L’ostracisme aveugle d’une garde présidentielle à fleurs de peau

Ayant cédé son fauteuil présidentiel à Bazoum Mohamed depuis les 2 avril 2021, Issoufou Mahamadou n’en reste pas moins présent. D’une présence suffocante pour son remplaçant que l’on dit très préoccupé par le poids, immense, de son prédécesseur sur le système de gouvernance. Entre autres préoccupations, les informations qui circulent dans les salons feutrés de Niamey tiennent en bonne place la sécurité du nouveau chef de l’Etat. Bazoum, selon ce qui se raconte, ne se sentirait pas en sécurité avec le dispositif sécuritaire qui a prévalu depuis 10 ans. Lors de ses premières sorties à l’extérieur du Niger, les Nigériens ont été surpris de ne pas constater et subir le traditionnel jalonnement d’hommes et de véhicules blindés le long du parcours qui mène de la présidence à l’aéroport Diori Hamani. Une nouvelle donne qui a plutôt plu aux Niameyens, victimes pendant 10 ans, de l’ostracisme aveugle d’une garde présidentielle à fleurs de peau. Lors de son voyage au Nigeria comme au Tchad ou encore au Congo, La garde présidentielle a été absente, pour ne pas dire effacée.

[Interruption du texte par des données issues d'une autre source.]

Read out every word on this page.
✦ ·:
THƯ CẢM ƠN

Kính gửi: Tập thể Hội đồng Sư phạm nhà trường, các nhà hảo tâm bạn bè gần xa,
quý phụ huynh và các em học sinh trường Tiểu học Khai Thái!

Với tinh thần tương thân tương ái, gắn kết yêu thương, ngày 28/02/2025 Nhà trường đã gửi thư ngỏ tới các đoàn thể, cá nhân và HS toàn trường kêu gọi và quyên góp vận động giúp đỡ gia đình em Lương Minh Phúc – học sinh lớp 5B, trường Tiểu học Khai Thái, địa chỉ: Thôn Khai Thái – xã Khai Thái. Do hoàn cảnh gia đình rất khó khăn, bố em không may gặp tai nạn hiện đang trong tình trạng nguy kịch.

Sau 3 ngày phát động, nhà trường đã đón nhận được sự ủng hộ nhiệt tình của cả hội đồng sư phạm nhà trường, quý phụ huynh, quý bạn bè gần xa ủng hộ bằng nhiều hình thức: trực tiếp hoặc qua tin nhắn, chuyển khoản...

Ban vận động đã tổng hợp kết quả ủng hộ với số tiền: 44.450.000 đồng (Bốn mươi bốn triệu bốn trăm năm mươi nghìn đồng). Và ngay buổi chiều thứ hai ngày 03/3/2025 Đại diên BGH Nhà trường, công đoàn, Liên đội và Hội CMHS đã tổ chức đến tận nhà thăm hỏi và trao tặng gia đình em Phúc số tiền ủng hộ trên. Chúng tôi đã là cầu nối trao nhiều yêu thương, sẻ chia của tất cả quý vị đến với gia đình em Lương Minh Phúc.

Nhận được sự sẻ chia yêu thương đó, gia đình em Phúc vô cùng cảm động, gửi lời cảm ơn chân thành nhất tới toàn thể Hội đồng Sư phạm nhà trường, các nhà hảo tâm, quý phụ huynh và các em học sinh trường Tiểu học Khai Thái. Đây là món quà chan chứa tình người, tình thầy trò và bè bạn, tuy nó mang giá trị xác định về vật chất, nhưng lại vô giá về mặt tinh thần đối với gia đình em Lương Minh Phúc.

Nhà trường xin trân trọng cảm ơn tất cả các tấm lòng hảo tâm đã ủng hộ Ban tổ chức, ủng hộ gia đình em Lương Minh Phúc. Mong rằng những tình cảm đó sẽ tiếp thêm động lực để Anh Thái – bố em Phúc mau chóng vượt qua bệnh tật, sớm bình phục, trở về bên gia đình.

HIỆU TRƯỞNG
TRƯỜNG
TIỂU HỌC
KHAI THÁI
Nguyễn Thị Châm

L’entourage proche de Bazoum verrait d’un très mauvais oeil la présence, autour de l’ancien président, d’éléments armés de la garde présidentielle

Les Nigériens semblent se réjouir de cette nouvelle façon de faire de Bazoum, ignorant que derrière ce constat, habillé d’une volonté de changement de paradigme du nouveau chef de l’Etat, se cache une réalité douloureuse. Si Bazoum n’a pas l’intention de mettre la garde présidentielle en congé, il aurait tout de même celle de prendre quelques précautions d’usage. Selon une source politique interne au Pnds, Bazoum pourrait bien se débarrasser du général Tchiani qu’il trouverait encombrant. La présence, autour de l’ancien président, d’éléments armés de la garde présidentielle est un fait que l’entourage proche de Bazoum verrait d’un très mauvais oeil. Mais, pour le moment, il ne peut que faire contre mauvaise fortune, bon coeur. En attendant que le nouveau locataire du palais présidentiel déniche l’officier en qui il placerait aussi sa confiance pour diriger et coordonner sa sécurité. Ce ne sont pas les officiers valeureux qui manquent dans l‘armée nigérienne.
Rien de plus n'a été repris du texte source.